Applying computer vision to image checking #727

forsyth2 · 2025-07-08T22:51:42Z

Hackathon project: Applying computer vision to image checking

This is a prototype and is not meant to be merged. The pull request is for easy visibility/ability to comment.

Goal

The image checker can produce a great number of diffs.

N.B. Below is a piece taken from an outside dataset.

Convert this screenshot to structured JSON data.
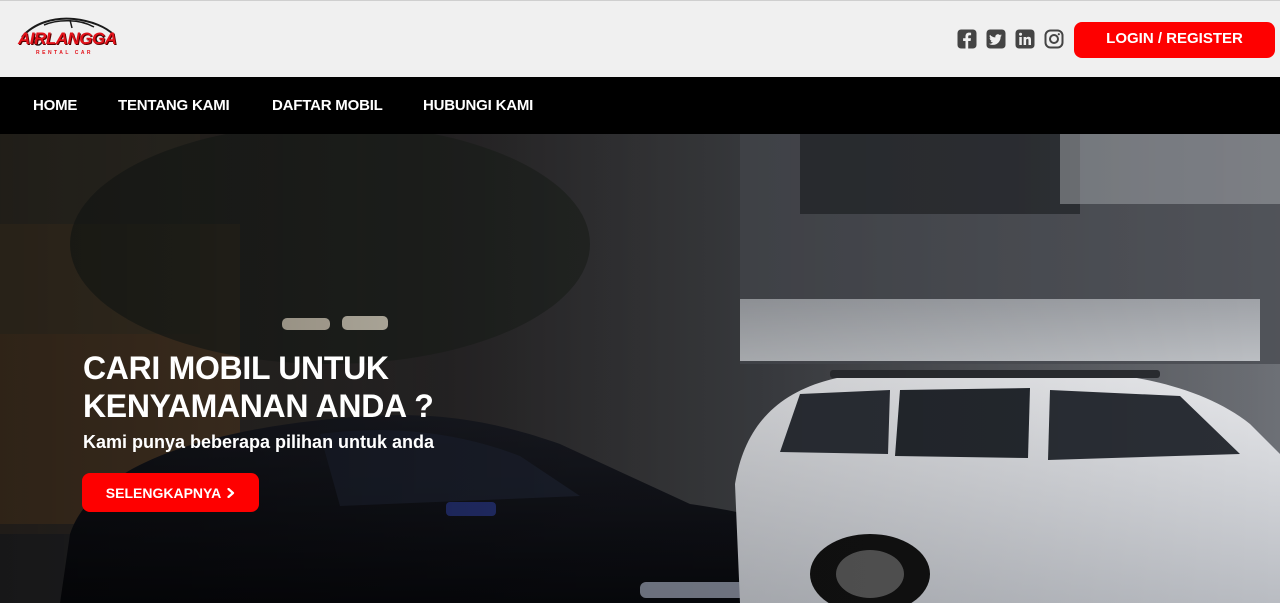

These are currenty organized by plot type.

This poses a problem if many of the diffs are similar -- it's not a great use of a developer's time to manually look through say 1,000 diffs only to realize every single one is just "the pixels shifted slightly left" or "the colorbar changed so of course the plots look different".

What would be ideal is to use computer vision/machine learning to group those diffs how we want them. E.g., "every diff in cluster_0/ is because the pixels shifted, every diff in cluster_1/ is because its colorbar changed, and so on".

That would mean the developer only needs to look at a diff or two in each cluster to know what the issues are. There would be no need to manually review each diff, saving a lot of time.

Setting up

setup

Set up the directories to test on:

# Set up actual_images_dir
cd /lcrc/group/e3sm/public_html/diagnostic_output/ac.forsyth2
mkdir -p cv_prototype/actual_from_20250613/e3sm_diags/
cp -r zppy_weekly_comprehensive_v3_www/test_weekly_20250613/v3.LR.historical_0051/e3sm_diags/atm_monthly_180x360_aave cv_prototype/actual_from_20250613/e3sm_diags/
ls cv_prototype/actual_from_20250613/e3sm_diags/atm_monthly_180x360_aave/model_vs_obs_1987-1988/
# Contains the different sets, good

# Set up expected_images_dir
cd /lcrc/group/e3sm/public_html/diagnostic_output/ac.forsyth2
mkdir -p cv_prototype/expected_from_unified/e3sm_diags/
cp -r /lcrc/group/e3sm/public_html/zppy_test_resources_previous/expected_results_for_unified_1.11.1/expected_comprehensive_v3/e3sm_diags/atm_monthly_180x360_aave cv_prototype/expected_from_unified/e3sm_diags/
ls cv_prototype/expected_from_unified/e3sm_diags/atm_monthly_180x360_aave/model_vs_obs_1987-1988/
# Contains the different sets, good

# Get the list of files we expect, expected_images_list
cd cv_prototype/expected_from_unified/
find . -type f -name '*.png' > ../image_list_expected.txt
cd ..
ls
# actual_from_20250613  expected_from_unified  image_list_expected.txt

To run:

# Initial setup
cd /home/ac.forsyth2/ez/zppy
lcrc_conda # alias to set up conda
pre-commit run --all-files
git add -A
conda clean --all --y
conda env create -f conda/dev.yml -n zppy-hackathon-20250707-with-cv
conda activate zppy-hackathon-20250707-with-cv
pip install .

# Each run
# Update `try_num` below (the argument to `cv_prototype`)
pre-commit run --all-files
git add -A
python tests/integration/image_checker.py
# Compare missing/mismatched images with the original image checker's results
# Change the number below to the `try_num`
${num} = 0
diff /lcrc/group/e3sm/public_html/diagnostic_output/ac.forsyth2/cv_prototype/diff_try${num}/e3sm_diags/missing_images.txt /lcrc/group/e3sm/public_html/diagnostic_output/ac.forsyth2/cv_prototype/diff_try1/e3sm_diags/missing_images.txt
diff /lcrc/group/e3sm/public_html/diagnostic_output/ac.forsyth2/cv_prototype/diff_try${num}/e3sm_diags/mismatched_images.txt /lcrc/group/e3sm/public_html/diagnostic_output/ac.forsyth2/cv_prototype/diff_try1/e3sm_diags/mismatched_images.txt

Explaining the code

The cv_prototype function effectively replaces set_up_and_run_image_checker as the caller of check_images. If this was actually at the point of merging, we'd change

test_results = check_images(parameters, task)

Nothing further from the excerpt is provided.